Ее правый рукав был разрезан, и на правом плече и части предплечья белел сквозь разрез кокон самонакладывающегося бинта. А в левой руке Лайза сжимала свою неразлучную камеру. Профессионалка…
– Аналогично… Пустяк, по мягким тканям чиркнула.
– Стрелял Джафар?
– Нет, Лануа.
– Скажи, он…
– Подожди, – оборвала меня Лайза. – Давай ты задашь свои вопросы чуть позже. А пока я займусь твоей головой. Видел бы ты себя со стороны… В лодке есть аптечка.
Аптечка и в самом деле нашлась, и благоверная тут же пустила ее в ход. Вкатила обезболивающего, затем стала превращать меня в подобие египетской мумии, начав с головы. А я, едва боль утихла, вернулся к нашим баранам:
– Мне неудобно спрашивать о таком любимую женщину, к тому же раненую, но все-таки позволю себе бестактный вопрос: не ты ли случайно застрелила Лануа?
– Я, – не моргнув глазом, подтвердила любимая и раненая женщина. – Стыдно признаваться в таком любимому мужчине, но я признаюсь: застрелила и не случайно. Вполне осознанно. Но, в качестве смягчающего обстоятельства, прошу высокий суд учесть, что он нажал на спуск первым.
– Ты отлично стреляешь, – вздохнул я.
– Ну вот, наконец-то дождалась искреннего комплимента…
– Лучше бы ты стреляла не так метко… Мне о многом хотелось расспросить этого господина.
– Можешь расспросить меня.
– В смысле?
– Так ты еще не догадался, что Стальная Маска – это я? Не дергай головой, бинт криво ляжет.
Перед ним раскинулась огромная долина, края которой чуть поднимались по отношению к ее центру. А в центре раскинулась аль-Масджид аль-Харам, Запретная Мечеть.

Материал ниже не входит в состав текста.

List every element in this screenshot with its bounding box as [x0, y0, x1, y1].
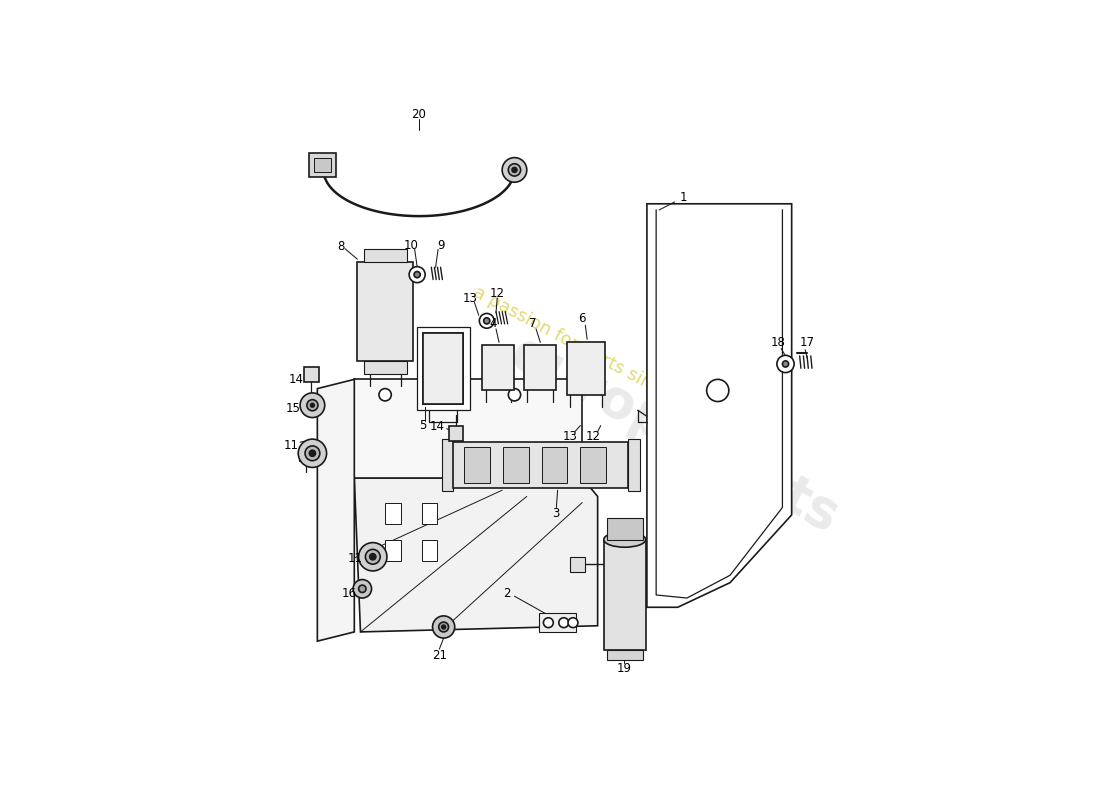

Ошибиться было невозможно: огромное пустое пространство, посреди которого возвышалась Кааба, лишь шелковый кисуах почему-то не черного, а снежно-белого цвета.
И горделиво высились девять минаретов, ни одна мечеть в мире не имеет их столько, лишь эта, самая священная для любого мусульманина…
А чуть дальше сверкали стеклами башни Абража аль-Баита.
Багиров не удивился. Ничуть. Все правильно. Так и должно быть.
И не в тумане тут дело, туман – это порождение шайтана, может увести человека в любую даль, за тысячи километров от дома, в самые гнусные и мерзопакостные места…
Но только не сюда.
Он выбрал свою дорогу, и прошел ее, и спустился в Ад, и выбрался из него… Он сражался с трехглазым демоном и победил. Он заслужил.
Где-то в глубине души слабо пискнул скептик и маловер: может быть, все это мираж, какой-то оптический эффект?
Багиров крепко зажмурился, затем сильно потер глаза. Мечеть Аль-Харам осталась на месте.
Но зачем мучить себя сомнениями, если можно подойти и посмотреть?
Он расстегнул ремень, кобура с «дыроделом» упала под ноги. За ней последовал нож в ножнах. С оружием Багиров расстался без колебаний, никто не входит в Святой Город вооруженным. И не спеша направился в сторону ближайших домов – белоснежных строений, как будто сошедших со страниц «Тысячи и одной ночи».
Он не торопился, но дома приближались с удивительной быстротой, словно каждый шаг переносил его на десяток метров. Когда из-под ног исчезли камень и лед, Баг не понял и не заметил. Но сейчас он шагал по обочине асфальтового шоссе.
В каком-то маленьком и дальнем уголке сознания еще жило убеждение: такого не может быть, он на Таймыре, он просто сошел с ума и видит картинки, порожденные больным мозгом…
Баг нагнулся, осторожно коснулся асфальта. Осязание подтвердило: да, асфальт, твердый, горячий… Скептик и маловер посрамленно умолк.
– Добро пожаловать, Абдулла! – прозвучал за спиной голос, низкий и звучный.
Багиров резко обернулся.
Только что рядом никого не было, он мог поклясться. И он не слышал никаких шагов. Тем не менее сейчас перед ним стоял высокий, статный человек в белой джалабии, и это была не та профанация, что выдают за традиционные мусульманские одежды модельеры в странах Исламского Союза.